Забывал возвращать долги? Но ведь и сам безудержно щедр, готов отдать все, что есть. Циник? А может быть, это бравада, камуфляж после неудачной женитьбы, мучительного бракоразводного процесса, когда всю вину принял на себя? Желание даже преувеличить свои пороки?

Однажды в ответ на его фразу:

– Мы еще доживем до маленьких Михайловичей. Представляете? Папин вздернутый нос?

Михаил Дмитриевич сказал неуверенно-задумчиво:

– Ну, такое выдумали…

– Нисколько. Но жена должна быть умницей и держать вас в руках.

– Это, пожалуй, верно, – серьезно согласился Скобелев и уже совсем тихо добавил: – Хорошо, если бы она была из бедной семьи… И образованна.

А что касается самохвальных реляций, то военные всех времен и народов были падки на них, любили подвирать.

В крупном человеке и недостатки крупные. Значительность личности, ее масштабность, вероятно, определяются тем главным, что есть в человеке и что он в жизни делает. Наносное в таком случае отступает на задний план. Остается сердцевина. Хотя, конечно, и это наносное раздражает, отталкивает, возмущает.

Будучи по природе человеком беспредельно требовательным к себе, Верещагин неодобрительно и даже брезгливо смотрел на неуемное стремление Скобелева ухватить фортуну за развевающийся шлейф. Это было недостойно и дрянно.

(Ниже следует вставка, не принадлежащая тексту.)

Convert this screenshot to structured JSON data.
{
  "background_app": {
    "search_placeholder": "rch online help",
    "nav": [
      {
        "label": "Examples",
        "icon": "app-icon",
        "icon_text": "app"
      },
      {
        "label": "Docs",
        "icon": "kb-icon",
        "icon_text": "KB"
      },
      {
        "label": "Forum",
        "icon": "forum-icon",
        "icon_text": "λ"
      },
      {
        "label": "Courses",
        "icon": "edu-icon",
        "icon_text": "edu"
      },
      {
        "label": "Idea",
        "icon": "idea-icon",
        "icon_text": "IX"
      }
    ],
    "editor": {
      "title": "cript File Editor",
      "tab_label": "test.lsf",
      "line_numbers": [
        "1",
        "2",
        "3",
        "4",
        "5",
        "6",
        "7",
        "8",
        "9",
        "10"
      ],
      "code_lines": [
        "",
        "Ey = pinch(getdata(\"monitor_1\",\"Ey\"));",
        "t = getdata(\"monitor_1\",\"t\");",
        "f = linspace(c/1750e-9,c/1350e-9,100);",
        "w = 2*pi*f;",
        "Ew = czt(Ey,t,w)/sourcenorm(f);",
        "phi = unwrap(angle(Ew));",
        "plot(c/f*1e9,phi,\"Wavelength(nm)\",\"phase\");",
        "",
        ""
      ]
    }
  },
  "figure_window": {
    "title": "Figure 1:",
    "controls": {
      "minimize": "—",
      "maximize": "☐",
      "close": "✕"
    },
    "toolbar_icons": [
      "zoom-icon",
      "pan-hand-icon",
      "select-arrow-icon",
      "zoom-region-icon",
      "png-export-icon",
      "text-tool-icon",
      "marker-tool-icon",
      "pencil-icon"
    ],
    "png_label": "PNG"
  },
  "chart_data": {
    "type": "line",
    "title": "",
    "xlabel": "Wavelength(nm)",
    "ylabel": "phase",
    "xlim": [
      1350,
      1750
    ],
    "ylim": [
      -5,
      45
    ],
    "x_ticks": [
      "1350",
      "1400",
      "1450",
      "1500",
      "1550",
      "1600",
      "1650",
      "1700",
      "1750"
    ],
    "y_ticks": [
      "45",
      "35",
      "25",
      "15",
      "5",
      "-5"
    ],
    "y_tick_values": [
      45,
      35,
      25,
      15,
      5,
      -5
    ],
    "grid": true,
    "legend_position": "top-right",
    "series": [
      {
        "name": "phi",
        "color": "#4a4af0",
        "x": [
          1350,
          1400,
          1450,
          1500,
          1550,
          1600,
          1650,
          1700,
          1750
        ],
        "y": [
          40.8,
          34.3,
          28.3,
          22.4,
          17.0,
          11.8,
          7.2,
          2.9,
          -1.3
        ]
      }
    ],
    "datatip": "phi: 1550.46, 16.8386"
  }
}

Верещагин не терпел в разговорах о женщине, в отношении к ней цинизма, пошлости, неблагородства, хотя не признавал и сантиментов института благородных девиц. Слова Стендаля «любовь – это тайна двух» были как нельзя более близки ему. Скобелев же мог весело и цинично расписывать свои похождения в венских борделях, проезжая верхом по городу, показать язык красотке, похвастать своей козлиной победой.

В таких случаях Верещагин мрачнел, отстранялся, и Михаил Дмитриевич, чувствуя это, просительно говорил:

– Ну, не буду, не буду…

Скобелев искренне считал, что ему дозволено делать то, чего другим делать нельзя. Собственно, он даже не думал об этом, а поступал так, как хотел, не принимая в расчет осуждение и недовольство людей, неукоснительно следующих правилам благовоспитанности, только бы эти люди не были его начальниками. Он до смешного терялся и робел в присутствии царя, царствующих особ, командующего…

Но зато, вырываясь на свободу, давал себе волю. И реже, чем этого хотелось бы, испытывал нравственную изжогу.

«Вероятно, есть люди, предназначенные судьбой для войны, ею рожденные. Как личности, – думал Верещагин, – в жизни мирной, обычной, размеренной они малоинтересны, незаметны, плохо приспособлены к житейским передрягам, но попадая в пучину войны, ее кровь, хаос, смерчи, проявляют и цепкость, и бесстрашие, и удаль, граничащую с безумием, превращаются в героев, в легенду, чтобы опять сникнуть, когда война кончится…»

Может быть, и со смертью Скобелев вечно играл в чехарду из-за неудовлетворенности собой, предпочитая яркую вспышку самосожжения житейской копоти. В эти минуты, вероятно, чувствовал себя тем, кем мог бы быть всегда, кем хотел быть. Природа одарила Скобелева огромным внутренним зарядом энергии, которым он не всегда наилучшим образом распоряжался.

Но разве большего стоит человек размеренный, тошнотворно-благодетельный, педантично перелистывающий календарь своей жизни?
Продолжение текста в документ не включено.